Estimation of the diffusion coefficient and molecule photon emission rate for Cy3 dyes. (a) Experimental intensity trace (binned at $100\mu \mathrm{s}$) with concentration 1 nM of Cy3 dye molecules and 61% glycerol. A background photon emission rate of $600\mathrm{photons}/\mathrm{s}$ is known from calibration. (b) Analyzed portion of the trace containing $\approx 3000\mathrm{photon}$ arrivals. (c) Posterior probability distributions and the value (red dashed line) of molecule photon emission rate determined by the photon counting histogram (PCH) method on the entire trace [59]. (d) Similarly to Fig. 1, we compare our method’s diffusion-coefficient estimate (green dots) to FCS (blue asterisk) as a function of the number of photons used in the analysis. Since by $1.5\times {10}^4\mathrm{photon}$ arrivals our method has converged, we avoid analyzing larger traces. The red dashed line is the FCS estimate obtained from the entire 5-min trace containing $\approx 3\times {10}^6\mathrm{photon}$ arrivals.

Figure 19

Estimation of the diffusion coefficient and molecule photon emission rate for 5-TAMRA dyes. (a) Experimental intensity trace (binned at $10\mu \mathrm{s}$) with concentration 20 nM of 5-TAMRA dye molecules.
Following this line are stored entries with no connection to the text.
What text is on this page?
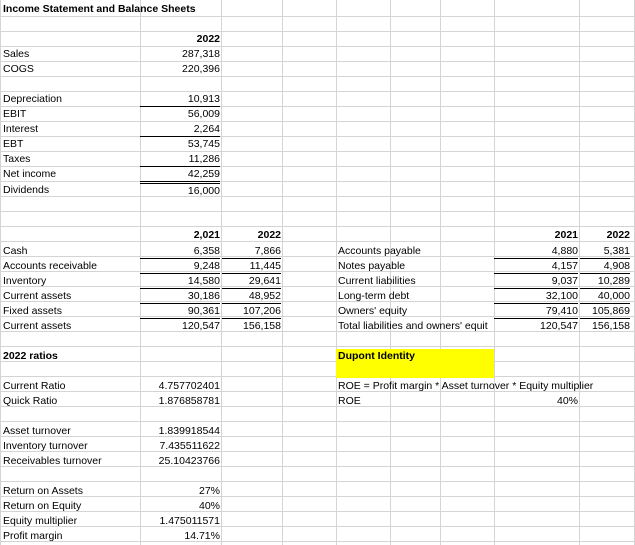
Income Statement and Balance Sheets
2022
Sales	287,318
COGS	220,396
Depreciation	10,913
EBIT	56,009
Interest	2,264
EBT	53,745
Taxes	11,286
Net income	42,259
Dividends	16,000
2,021	2022
Cash	6,358	7,866
Accounts receivable	9,248	11,445
Inventory	14,580	29,641
Current assets	30,186	48,952
Fixed assets	90,361	107,206
Current assets	120,547	156,158
2021	2022
Accounts payable	4,880	5,381
Notes payable	4,157	4,908
Current liabilities	9,037	10,289
Long-term debt	32,100	40,000
Owners' equity	79,410	105,869
Total liabilities and owners' equit	120,547	156,158
2022 ratios
Current Ratio	4.757702401
Quick Ratio	1.876858781
Asset turnover	1.839918544
Inventory turnover	7.435511622
Receivables turnover	25.10423766
Return on Assets	27%
Return on Equity	40%
Equity multiplier	1.475011571
Profit margin	14.71%
Dupont Identity
ROE = Profit margin * Asset turnover * Equity multiplier
ROE	40%
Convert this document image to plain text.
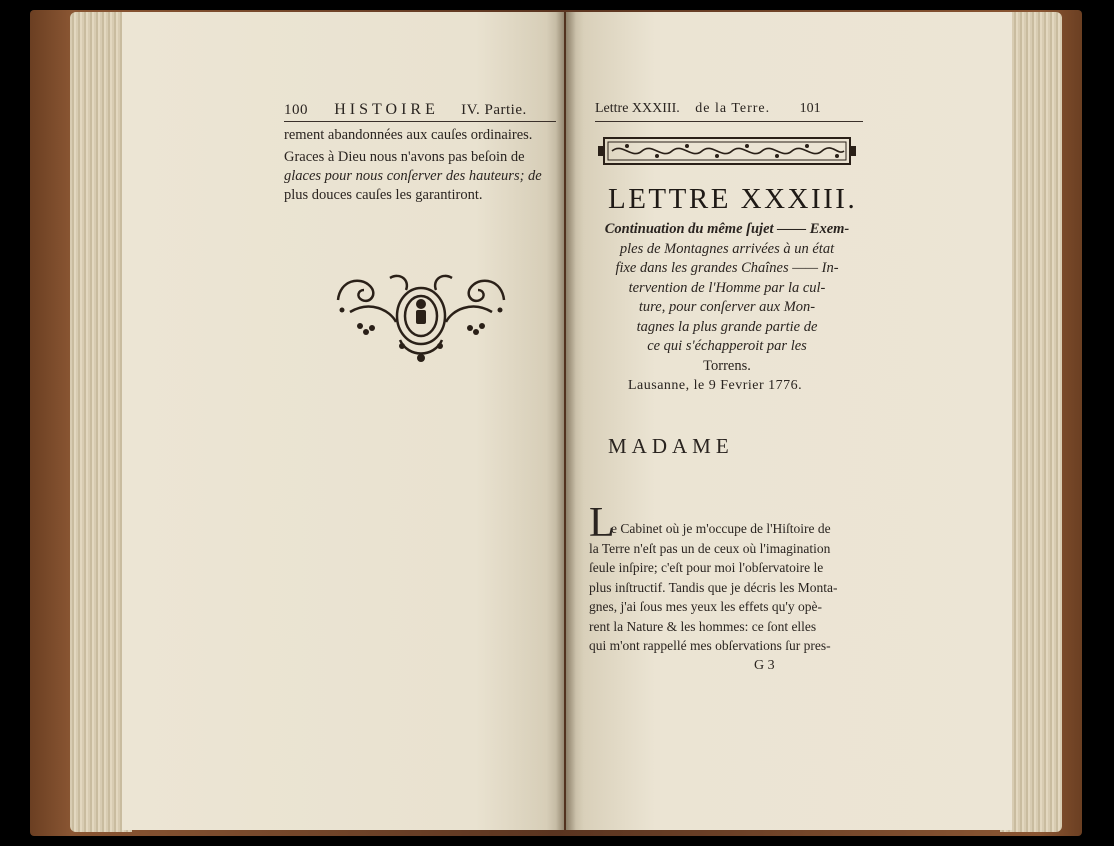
100 HISTOIRE IV. Partie.
rement abandonnées aux cauſes ordinaires.
Graces à Dieu nous n'avons pas beſoin de
glaces pour nous conſerver des hauteurs; de
plus douces cauſes les garantiront.
Lettre XXXIII. de la Terre. 101
LETTRE XXXIII.
Continuation du même ſujet —— Exem-
ples de Montagnes arrivées à un état
fixe dans les grandes Chaînes —— In-
tervention de l'Homme par la cul-
ture, pour conſerver aux Mon-
tagnes la plus grande partie de
ce qui s'échapperoit par les
Torrens.
Lausanne, le 9 Fevrier 1776.
MADAME
L
e Cabinet où je m'occupe de l'Hiſtoire de
la Terre n'eſt pas un de ceux où l'imagination
ſeule inſpire; c'eſt pour moi l'obſervatoire le
plus inſtructif. Tandis que je décris les Monta-
gnes, j'ai ſous mes yeux les effets qu'y opè-
rent la Nature & les hommes: ce ſont elles
qui m'ont rappellé mes obſervations ſur pres-
G 3
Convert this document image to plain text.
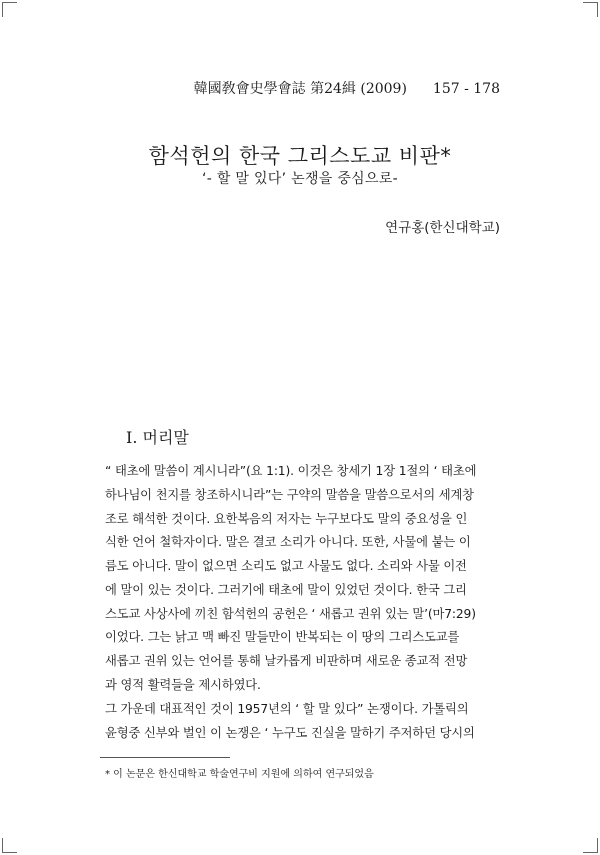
韓國敎會史學會誌 第24緝 (2009) 157 - 178
함석헌의 한국 그리스도교 비판*
‘- 할 말 있다’ 논쟁을 중심으로-
연규홍(한신대학교)
I. 머리말
“ 태초에 말씀이 계시니라”(요 1:1). 이것은 창세기 1장 1절의 ‘ 태초에
하나님이 천지를 창조하시니라”는 구약의 말씀을 말씀으로서의 세계창
조로 해석한 것이다. 요한복음의 저자는 누구보다도 말의 중요성을 인
식한 언어 철학자이다. 말은 결코 소리가 아니다. 또한, 사물에 붙는 이
름도 아니다. 말이 없으면 소리도 없고 사물도 없다. 소리와 사물 이전
에 말이 있는 것이다. 그러기에 태초에 말이 있었던 것이다. 한국 그리
스도교 사상사에 끼친 함석헌의 공헌은 ‘ 새롭고 권위 있는 말’(마7:29)
이었다. 그는 낡고 맥 빠진 말들만이 반복되는 이 땅의 그리스도교를
새롭고 권위 있는 언어를 통해 날카롭게 비판하며 새로운 종교적 전망
과 영적 활력들을 제시하였다.
그 가운데 대표적인 것이 1957년의 ‘ 할 말 있다” 논쟁이다. 가톨릭의
윤형중 신부와 벌인 이 논쟁은 ‘ 누구도 진실을 말하기 주저하던 당시의
* 이 논문은 한신대학교 학술연구비 지원에 의하여 연구되었음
A background photon emission rate of $300\mathrm{photons}/\mathrm{s}$ is known from calibration. (b) Analyzed portion of the trace containing $\approx 8000\mathrm{photon}$ arrivals. (c) Posterior probability distributions and the value (red dashed line) of molecule photon emission rate determined by the photon counting histogram (PCH) method on the entire trace [59]. (d) Similarly to Fig. 1, we compare our method’s diffusion-coefficient estimate (green dots) to FCS (blue asterisk) as a function of the number of photons used in the analysis. Since by $1.5\times {10}^4\mathrm{photon}$ arrivals our method has converged, we avoid analyzing larger traces. The red dashed line is the FCS estimate obtained from the entire, 10-min, trace containing $\approx 6\times {10}^6\mathrm{photon}$ arrivals.